Les obstacles à lever (et les raisons de sourire malgré tout)

Le manque de reconnaissance, de subventions, les loyers (et autorisations…) pour organiser des événements, l’absence de structures intermédiaires pour produire ou distribuer : tout ça pèse. Les artistes locaux dénoncent régulièrement le “biais Paris/Lyon” des programmateurs nationaux (voir le dossier du Petit Bulletin Dijon, janvier 2023), qui préfèrent miser sur des têtes d’affiches déjà estampillées, au détriment des talents émergents en région.

Mais ce déficit de lumière alimente une scène flexible, où l’envie compte plus que le ticket d’entrée, et où l’audace gagne du terrain. Les collectifs locaux multiplient les ponts avec le hip-hop, le rock indé ou la chanson : l’électro régionale ne cherche pas à imiter la capitale, elle s’architecture autour de son propre ADN. C’est parfois fragile, mais c’est toujours authentique.
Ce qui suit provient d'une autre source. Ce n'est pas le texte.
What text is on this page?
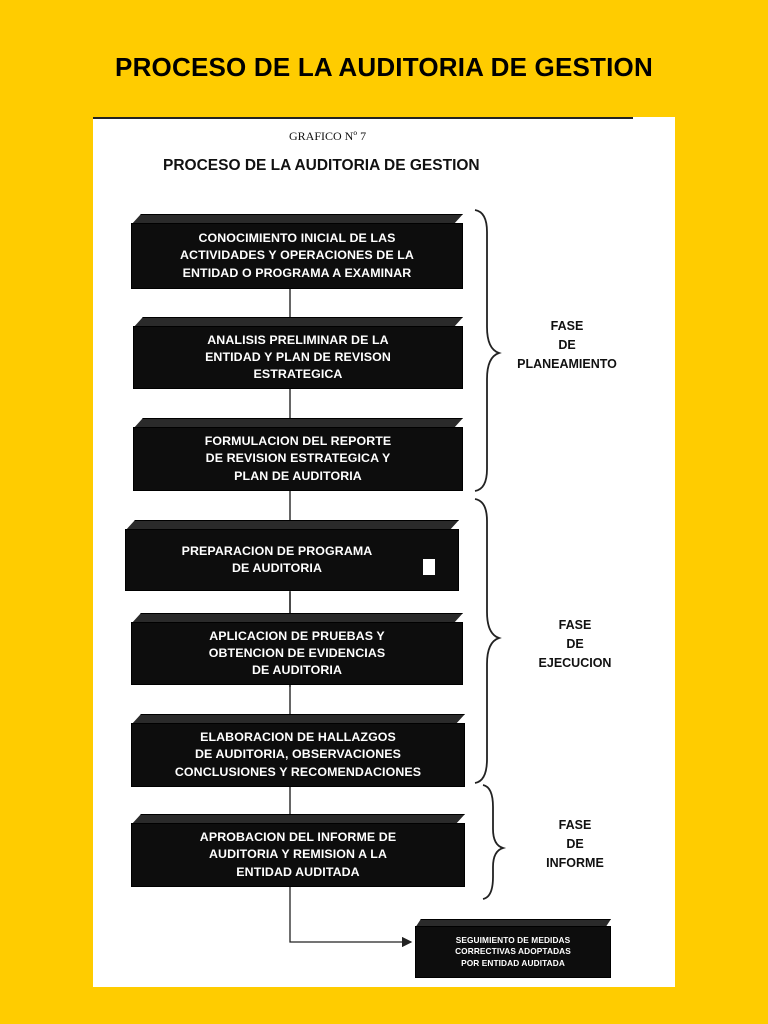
PROCESO DE LA AUDITORIA DE GESTION
GRAFICO Nº 7
PROCESO DE LA AUDITORIA DE GESTION
CONOCIMIENTO INICIAL DE LAS
ACTIVIDADES Y OPERACIONES DE LA
ENTIDAD O PROGRAMA A EXAMINAR
ANALISIS PRELIMINAR DE LA
ENTIDAD Y PLAN DE REVISON
ESTRATEGICA
FORMULACION DEL REPORTE
DE REVISION ESTRATEGICA Y
PLAN DE AUDITORIA
PREPARACION DE PROGRAMA
DE AUDITORIA
APLICACION DE PRUEBAS Y
OBTENCION DE EVIDENCIAS
DE AUDITORIA
ELABORACION DE HALLAZGOS
DE AUDITORIA, OBSERVACIONES
CONCLUSIONES Y RECOMENDACIONES
APROBACION DEL INFORME DE
AUDITORIA Y REMISION A LA
ENTIDAD AUDITADA
SEGUIMIENTO DE MEDIDAS
CORRECTIVAS ADOPTADAS
POR ENTIDAD AUDITADA
FASE
DE
PLANEAMIENTO
FASE
DE
EJECUCION
FASE
DE
INFORME
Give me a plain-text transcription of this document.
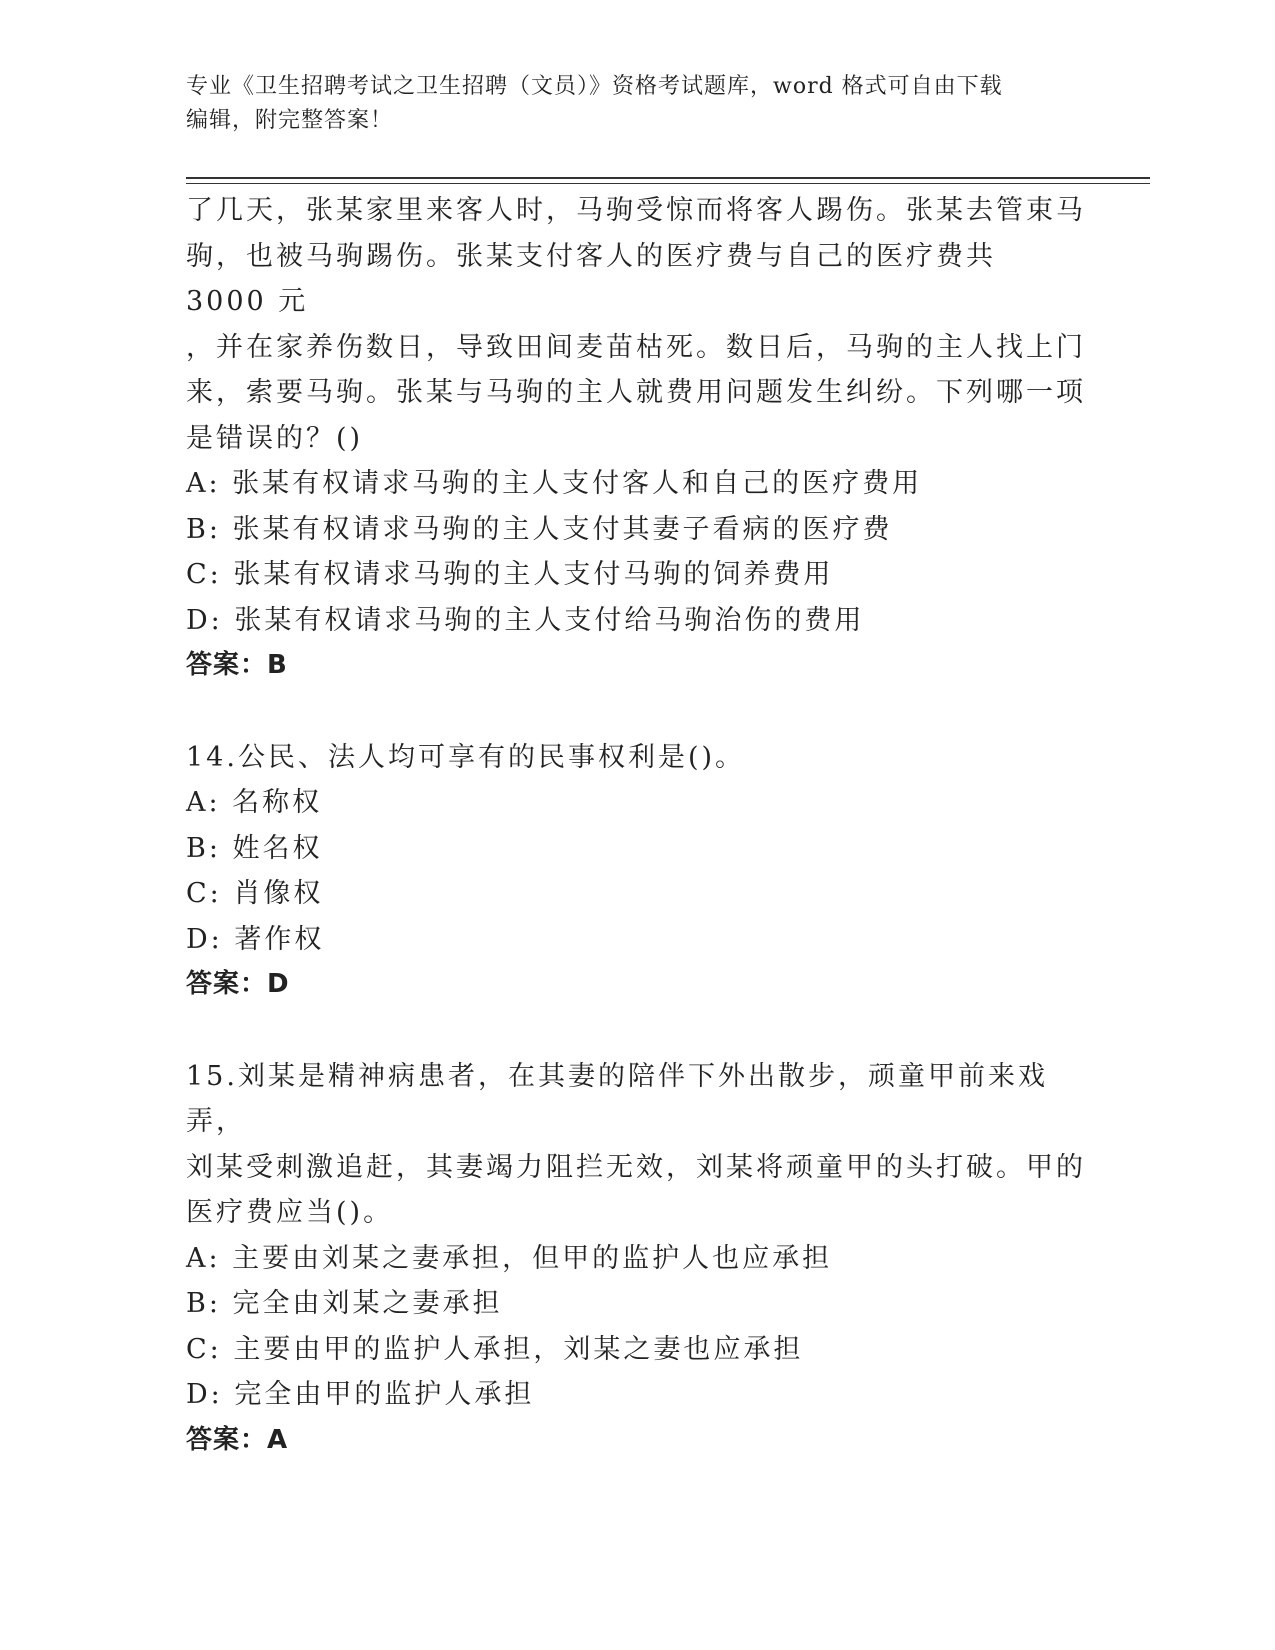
专业《卫生招聘考试之卫生招聘（文员）》资格考试题库，word 格式可自由下载
编辑，附完整答案！

了几天，张某家里来客人时，马驹受惊而将客人踢伤。张某去管束马

驹，也被马驹踢伤。张某支付客人的医疗费与自己的医疗费共 3000 元

，并在家养伤数日，导致田间麦苗枯死。数日后，马驹的主人找上门

来，索要马驹。张某与马驹的主人就费用问题发生纠纷。下列哪一项

是错误的？()

A: 张某有权请求马驹的主人支付客人和自己的医疗费用

B: 张某有权请求马驹的主人支付其妻子看病的医疗费

C: 张某有权请求马驹的主人支付马驹的饲养费用

D: 张某有权请求马驹的主人支付给马驹治伤的费用

答案：B

14.公民、法人均可享有的民事权利是()。

A: 名称权

B: 姓名权

C: 肖像权

D: 著作权

答案：D

15.刘某是精神病患者，在其妻的陪伴下外出散步，顽童甲前来戏弄，

刘某受刺激追赶，其妻竭力阻拦无效，刘某将顽童甲的头打破。甲的

医疗费应当()。

A: 主要由刘某之妻承担，但甲的监护人也应承担

B: 完全由刘某之妻承担

C: 主要由甲的监护人承担，刘某之妻也应承担

D: 完全由甲的监护人承担

答案：A
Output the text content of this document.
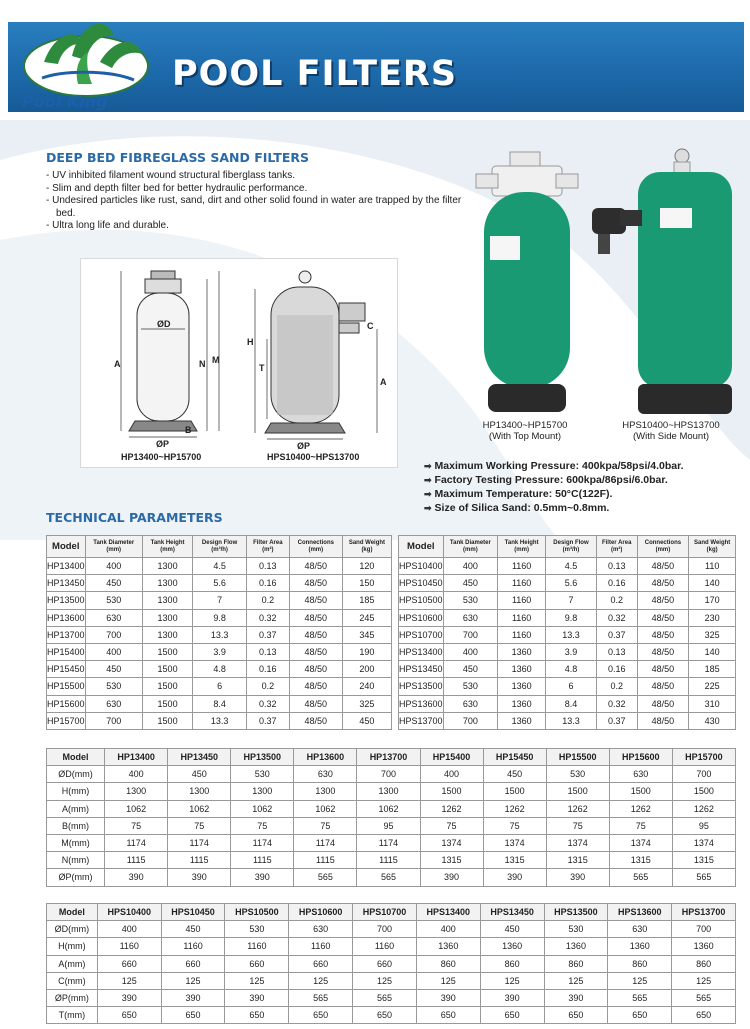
Pool King
POOL FILTERS
DEEP BED FIBREGLASS SAND FILTERS
- UV inhibited filament wound structural fiberglass tanks.
- Slim and depth filter bed for better hydraulic performance.
- Undesired particles like rust, sand, dirt and other solid found in water are trapped by the filter bed.
- Ultra long life and durable.
ØD
A	N M
B
ØP
H
T
C
A
ØP
HP13400~HP15700	HPS10400~HPS13700
HP13400~HP15700
(With Top Mount)
HPS10400~HPS13700
(With Side Mount)
➡ Maximum Working Pressure: 400kpa/58psi/4.0bar.
➡ Factory Testing Pressure: 600kpa/86psi/6.0bar.
➡ Maximum Temperature: 50°C(122F).
➡ Size of Silica Sand: 0.5mm~0.8mm.
TECHNICAL PARAMETERS
Model	Tank Diameter (mm)	Tank Height (mm)	Design Flow (m³/h)	Filter Area (m²)	Connections (mm)	Sand Weight (kg)
HP13400	400	1300	4.5	0.13	48/50	120
HP13450	450	1300	5.6	0.16	48/50	150
HP13500	530	1300	7	0.2	48/50	185
HP13600	630	1300	9.8	0.32	48/50	245
HP13700	700	1300	13.3	0.37	48/50	345
HP15400	400	1500	3.9	0.13	48/50	190
HP15450	450	1500	4.8	0.16	48/50	200
HP15500	530	1500	6	0.2	48/50	240
HP15600	630	1500	8.4	0.32	48/50	325
HP15700	700	1500	13.3	0.37	48/50	450
Model	Tank Diameter (mm)	Tank Height (mm)	Design Flow (m³/h)	Filter Area (m²)	Connections (mm)	Sand Weight (kg)
HPS10400	400	1160	4.5	0.13	48/50	110
HPS10450	450	1160	5.6	0.16	48/50	140
HPS10500	530	1160	7	0.2	48/50	170
HPS10600	630	1160	9.8	0.32	48/50	230
HPS10700	700	1160	13.3	0.37	48/50	325
HPS13400	400	1360	3.9	0.13	48/50	140
HPS13450	450	1360	4.8	0.16	48/50	185
HPS13500	530	1360	6	0.2	48/50	225
HPS13600	630	1360	8.4	0.32	48/50	310
HPS13700	700	1360	13.3	0.37	48/50	430
Model	HP13400	HP13450	HP13500	HP13600	HP13700	HP15400	HP15450	HP15500	HP15600	HP15700
ØD(mm)	400	450	530	630	700	400	450	530	630	700
H(mm)	1300	1300	1300	1300	1300	1500	1500	1500	1500	1500
A(mm)	1062	1062	1062	1062	1062	1262	1262	1262	1262	1262
B(mm)	75	75	75	75	95	75	75	75	75	95
M(mm)	1174	1174	1174	1174	1174	1374	1374	1374	1374	1374
N(mm)	1115	1115	1115	1115	1115	1315	1315	1315	1315	1315
ØP(mm)	390	390	390	565	565	390	390	390	565	565
Model	HPS10400	HPS10450	HPS10500	HPS10600	HPS10700	HPS13400	HPS13450	HPS13500	HPS13600	HPS13700
ØD(mm)	400	450	530	630	700	400	450	530	630	700
H(mm)	1160	1160	1160	1160	1160	1360	1360	1360	1360	1360
A(mm)	660	660	660	660	660	860	860	860	860	860
C(mm)	125	125	125	125	125	125	125	125	125	125
ØP(mm)	390	390	390	565	565	390	390	390	565	565
T(mm)	650	650	650	650	650	650	650	650	650	650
L’électro régionale, laboratoire permanent et source d’avenir

Difficile de résumer en deux phrases : la scène électro en Nièvre et Franche-Comté, ce n’est pas la surenchère, le marché ou la course à la hype. C’est une question de rencontres, de lieux à préserver, d’expériences et d’émotions. Les sons qui en sortent portent l'énergie d’un territoire, ses zones d’ombre, ses coups de cœur.

Si vous cherchez l’électro “faite maison”, nourrie d’un vrai terroir musical et d’un esprit artisanal, c’est ici que ça se passe. La suite ? C’est à vous aussi de l’écrire : poussez la porte d’un concert, écoutez les playlists locales, contactez les collectifs. À force, cette scène deviendra peut-être la nouvelle référence – à condition qu’on arrête de la regarder avec l’œil du centre et qu’on l’écoute, enfin, pour ce qu’elle est : vivante, inventive et résolument locale.